L’Olimpia Milano mette a segno uno dei colpi più importanti del proprio mercato estivo, il primo per ordine cronologico, annunciando l’ingaggio di Alec Peters. L’ala forte statunitense, reduce da quattro stagioni con l’Olympiacos, approda in biancorosso con un accordo biennale con opzione per il terzo anno e porterà in dote esperienza internazionale, leadership e soprattutto una delle migliori mani del panorama europeo.

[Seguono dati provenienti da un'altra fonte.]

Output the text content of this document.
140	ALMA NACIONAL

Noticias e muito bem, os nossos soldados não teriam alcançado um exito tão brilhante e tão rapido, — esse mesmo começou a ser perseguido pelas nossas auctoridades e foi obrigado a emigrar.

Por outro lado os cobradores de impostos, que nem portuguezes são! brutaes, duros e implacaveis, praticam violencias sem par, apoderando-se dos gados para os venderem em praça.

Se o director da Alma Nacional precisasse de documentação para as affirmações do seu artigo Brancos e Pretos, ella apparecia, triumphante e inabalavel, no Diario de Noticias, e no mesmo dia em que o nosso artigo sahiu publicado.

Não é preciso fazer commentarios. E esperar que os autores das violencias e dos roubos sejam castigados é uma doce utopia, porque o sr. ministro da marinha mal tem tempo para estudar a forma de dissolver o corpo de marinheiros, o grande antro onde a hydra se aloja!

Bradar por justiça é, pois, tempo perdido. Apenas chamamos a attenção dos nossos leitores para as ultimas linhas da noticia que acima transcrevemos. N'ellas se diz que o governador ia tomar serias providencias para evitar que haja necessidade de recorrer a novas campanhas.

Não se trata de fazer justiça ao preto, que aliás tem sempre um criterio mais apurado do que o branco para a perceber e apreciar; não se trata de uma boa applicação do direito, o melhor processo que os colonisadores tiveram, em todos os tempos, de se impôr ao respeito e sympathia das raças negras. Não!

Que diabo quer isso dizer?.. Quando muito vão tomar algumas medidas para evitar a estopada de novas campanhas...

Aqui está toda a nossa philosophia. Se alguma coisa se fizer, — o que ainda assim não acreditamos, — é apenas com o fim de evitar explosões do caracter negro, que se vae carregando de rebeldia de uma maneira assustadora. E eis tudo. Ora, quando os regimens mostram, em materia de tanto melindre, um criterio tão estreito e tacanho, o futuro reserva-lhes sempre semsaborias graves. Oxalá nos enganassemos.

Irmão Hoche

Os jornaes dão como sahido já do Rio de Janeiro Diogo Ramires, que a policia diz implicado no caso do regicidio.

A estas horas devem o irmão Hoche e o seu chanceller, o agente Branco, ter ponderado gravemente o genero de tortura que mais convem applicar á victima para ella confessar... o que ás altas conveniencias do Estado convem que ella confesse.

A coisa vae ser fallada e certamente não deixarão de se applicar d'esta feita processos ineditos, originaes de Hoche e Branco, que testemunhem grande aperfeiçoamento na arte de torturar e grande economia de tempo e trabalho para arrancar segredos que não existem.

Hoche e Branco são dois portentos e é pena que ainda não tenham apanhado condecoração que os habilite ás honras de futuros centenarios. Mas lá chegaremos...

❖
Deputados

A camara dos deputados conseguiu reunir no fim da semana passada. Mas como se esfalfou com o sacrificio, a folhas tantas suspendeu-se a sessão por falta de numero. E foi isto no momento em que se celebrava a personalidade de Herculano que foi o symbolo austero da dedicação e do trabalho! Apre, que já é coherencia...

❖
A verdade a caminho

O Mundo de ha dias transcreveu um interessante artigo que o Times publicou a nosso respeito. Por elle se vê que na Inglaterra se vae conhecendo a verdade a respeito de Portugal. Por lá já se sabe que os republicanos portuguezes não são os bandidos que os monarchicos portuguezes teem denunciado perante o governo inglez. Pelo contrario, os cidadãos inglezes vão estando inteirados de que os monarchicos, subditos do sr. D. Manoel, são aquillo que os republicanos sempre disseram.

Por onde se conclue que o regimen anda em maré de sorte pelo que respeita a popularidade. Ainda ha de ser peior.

Classe 1995, Peters arriva a Milano dopo aver vissuto anni da protagonista in Grecia, culminati con la conquista dell’EuroLeague 2026 e con quattro partecipazioni consecutive alle Final Four. Nel corso della sua carriera ha vestito anche le maglie di CSKA Mosca, Anadolu Efes e Baskonia, costruendosi una reputazione da specialista offensivo capace di incidere sia da ala forte che da “stretch four”.
Per la squadra di Peppe Poeta si tratta di un innesto particolarmente significativo. Peters rappresenta infatti un profilo in grado di aprire il campo grazie alle sue percentuali dall’arco, come dimostrato dal primato europeo nel tiro da tre punti fatto registrare nella stagione 2023/24, quando chiuse con oltre il 53% di realizzazione.

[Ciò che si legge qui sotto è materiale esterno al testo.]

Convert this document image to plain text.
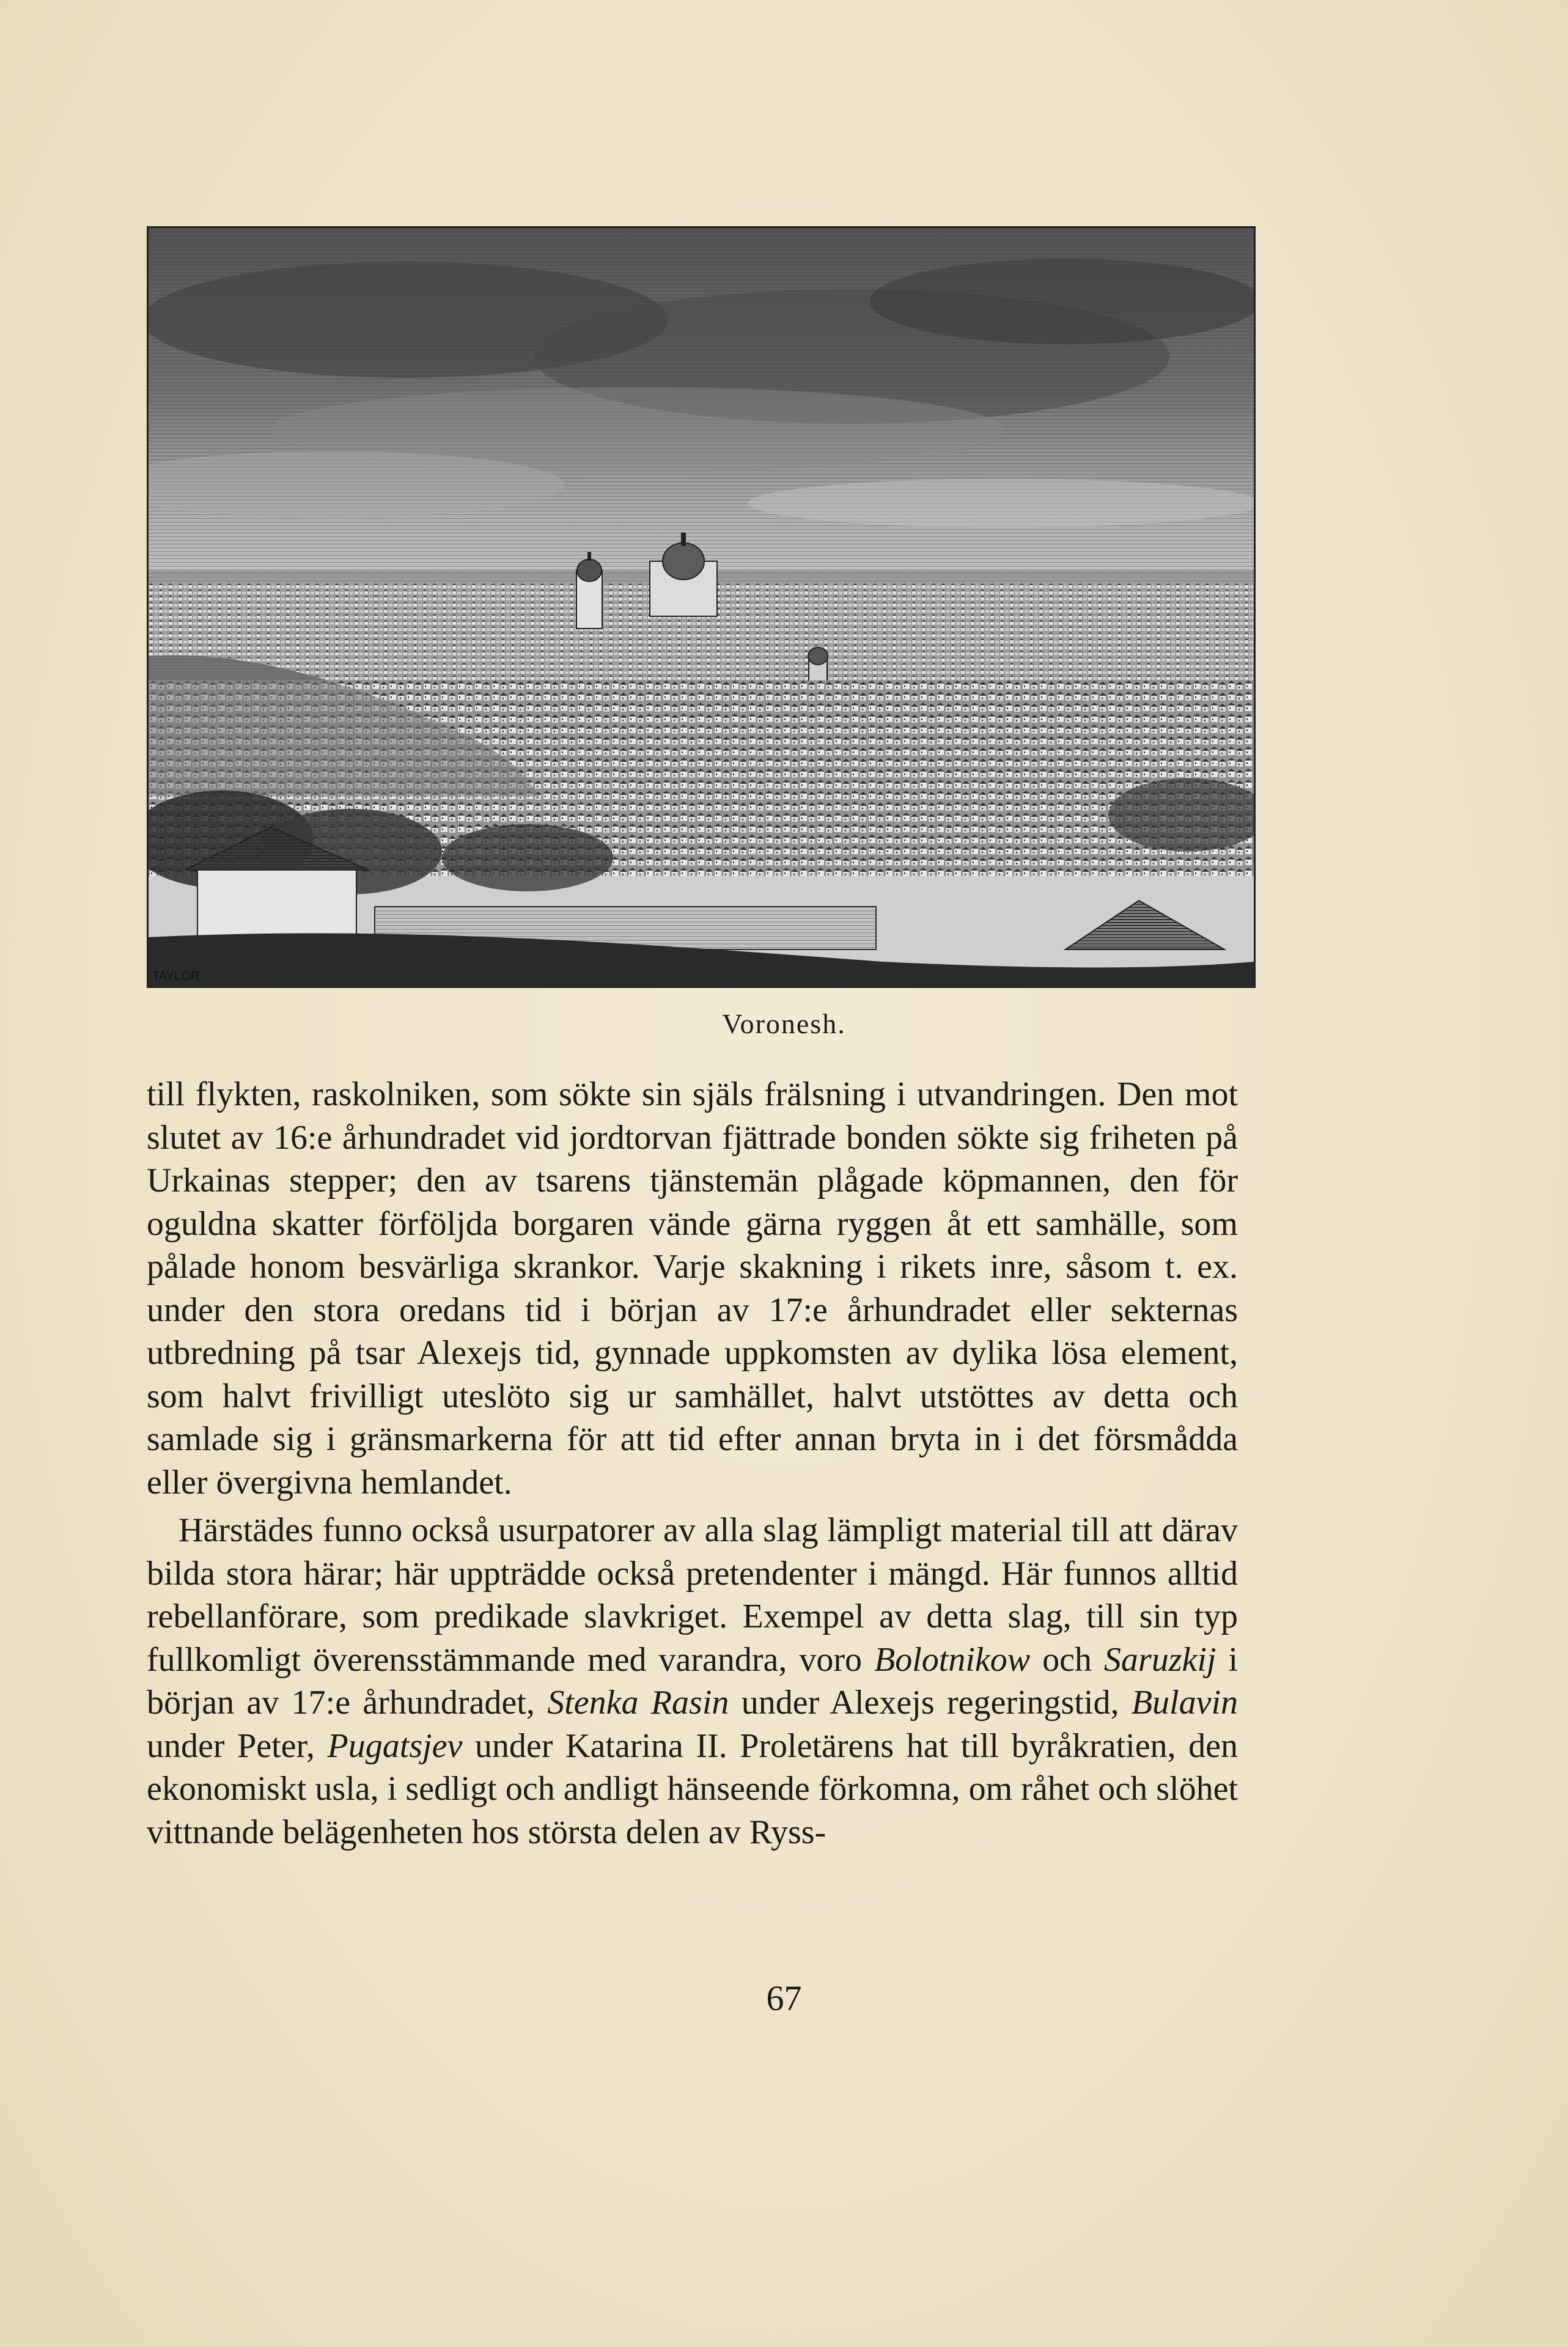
TAYLOR
Voronesh.

till flykten, raskolniken, som sökte sin själs frälsning i utvandringen. Den mot slutet av 16:e århundradet vid jordtorvan fjättrade bonden sökte sig friheten på Urkainas stepper; den av tsarens tjänstemän plågade köpmannen, den för oguldna skatter förföljda borgaren vände gärna ryggen åt ett samhälle, som pålade honom besvärliga skrankor. Varje skakning i rikets inre, såsom t. ex. under den stora oredans tid i början av 17:e århundradet eller sekternas utbredning på tsar Alexejs tid, gynnade uppkomsten av dylika lösa element, som halvt frivilligt uteslöto sig ur samhället, halvt utstöttes av detta och samlade sig i gränsmarkerna för att tid efter annan bryta in i det försmådda eller övergivna hemlandet.

Härstädes funno också usurpatorer av alla slag lämpligt material till att därav bilda stora härar; här uppträdde också pretendenter i mängd. Här funnos alltid rebellanförare, som predikade slavkriget. Exempel av detta slag, till sin typ fullkomligt överensstämmande med varandra, voro Bolotnikow och Saruzkij i början av 17:e århundradet, Stenka Rasin under Alexejs regeringstid, Bulavin under Peter, Pugatsjev under Katarina II. Proletärens hat till byråkratien, den ekonomiskt usla, i sedligt och andligt hänseende förkomna, om råhet och slöhet vittnande belägenheten hos största delen av Ryss-

67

Olimpia Milano, Alec Peters per un ruolo da protagonista
Quello di Alec Peters rappresenta sicuramente un innesto importantissimo per la squadra di Peppe Poeta, visto che stiamo parlando di uno dei migliori giocatori in Europa nel proprio ruolo. Senza Vezenkov, Peters esplose definitivamente giocando la migliore stagione della sua carriera, ma con il ritorno del bulgaro ha visto il suo minutaggio scendere nuovamente, risultando però il vero MVP delle ultime Final Four di EuroLeague, almeno per il rendimento costante nelle due partite.
Questa la principale motivazione che ha spinto Peters a lasciare l’Olympiacos: vuole un ruolo da protagonista, cosa che Milano gli può offrire anche vista l’imminente partenza di Zach LeDay. Di seguito vi riportiamo le prime dichiarazioni del giocatore dopo la firma con l’EA7 Emporio Armani Milano.

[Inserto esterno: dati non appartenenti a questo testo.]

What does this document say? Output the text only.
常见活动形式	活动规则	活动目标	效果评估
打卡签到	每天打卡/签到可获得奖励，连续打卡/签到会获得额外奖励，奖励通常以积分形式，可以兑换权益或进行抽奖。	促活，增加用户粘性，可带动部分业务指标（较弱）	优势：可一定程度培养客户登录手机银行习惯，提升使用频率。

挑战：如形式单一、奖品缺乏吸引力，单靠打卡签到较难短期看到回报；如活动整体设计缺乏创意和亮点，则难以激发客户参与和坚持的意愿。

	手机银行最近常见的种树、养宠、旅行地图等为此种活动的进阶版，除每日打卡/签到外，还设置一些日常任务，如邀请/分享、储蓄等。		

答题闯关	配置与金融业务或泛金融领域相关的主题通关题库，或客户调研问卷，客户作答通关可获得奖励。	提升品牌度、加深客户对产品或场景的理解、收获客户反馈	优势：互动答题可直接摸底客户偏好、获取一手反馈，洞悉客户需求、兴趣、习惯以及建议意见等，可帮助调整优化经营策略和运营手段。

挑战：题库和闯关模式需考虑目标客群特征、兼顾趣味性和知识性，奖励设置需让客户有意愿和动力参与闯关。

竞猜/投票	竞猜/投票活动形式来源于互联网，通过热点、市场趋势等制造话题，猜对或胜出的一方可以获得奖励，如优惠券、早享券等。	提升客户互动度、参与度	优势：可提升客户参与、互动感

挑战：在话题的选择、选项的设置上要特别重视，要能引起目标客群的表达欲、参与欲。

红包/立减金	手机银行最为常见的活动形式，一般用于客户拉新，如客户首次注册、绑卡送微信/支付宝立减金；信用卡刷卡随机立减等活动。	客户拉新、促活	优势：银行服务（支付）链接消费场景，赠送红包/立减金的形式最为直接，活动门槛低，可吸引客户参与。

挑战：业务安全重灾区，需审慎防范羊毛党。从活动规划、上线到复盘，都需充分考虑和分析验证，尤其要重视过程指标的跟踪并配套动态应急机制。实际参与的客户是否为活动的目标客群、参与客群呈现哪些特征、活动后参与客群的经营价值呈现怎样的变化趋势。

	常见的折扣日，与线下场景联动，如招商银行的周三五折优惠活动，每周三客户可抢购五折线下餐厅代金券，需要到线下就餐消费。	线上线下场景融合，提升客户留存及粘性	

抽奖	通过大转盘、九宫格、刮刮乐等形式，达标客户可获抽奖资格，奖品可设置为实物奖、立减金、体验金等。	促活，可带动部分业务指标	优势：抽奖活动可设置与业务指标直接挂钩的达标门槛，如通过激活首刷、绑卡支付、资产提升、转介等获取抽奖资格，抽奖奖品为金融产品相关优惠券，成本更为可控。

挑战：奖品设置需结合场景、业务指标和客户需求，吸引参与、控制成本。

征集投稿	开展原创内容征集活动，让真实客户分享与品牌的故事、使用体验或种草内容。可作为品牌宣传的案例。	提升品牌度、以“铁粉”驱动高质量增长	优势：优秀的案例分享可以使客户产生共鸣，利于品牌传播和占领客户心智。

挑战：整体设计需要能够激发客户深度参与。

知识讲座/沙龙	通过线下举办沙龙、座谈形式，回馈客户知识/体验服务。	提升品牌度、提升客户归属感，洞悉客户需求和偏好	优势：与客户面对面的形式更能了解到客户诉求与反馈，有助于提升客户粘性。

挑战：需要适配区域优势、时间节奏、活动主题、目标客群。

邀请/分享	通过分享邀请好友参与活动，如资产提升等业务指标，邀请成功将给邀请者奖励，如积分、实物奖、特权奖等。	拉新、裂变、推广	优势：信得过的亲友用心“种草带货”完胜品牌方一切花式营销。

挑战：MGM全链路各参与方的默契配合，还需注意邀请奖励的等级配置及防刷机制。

Le dichiarazioni di Alec Peters: “È una sensazione eccezionale unirmi ad un club come l’Olimpia Milano. Non è solo una questione di nome ma anche delle persone che all’interno della società stanno costruendo un gruppo che io e la mia famiglia siamo entusiasti di diventarne parte. Arriverò a Milano pronto per fissare standard di lavoro duro, continuità e durezza mentale. Mi auguro che i nostri tifosi comprendano che daremo tutto sul campo perché io so che loro ci daranno quello che serve. Nel futuro dell’Olimpia vedo grandi cose per cui sono grato al club di avermi voluto a condividerle”.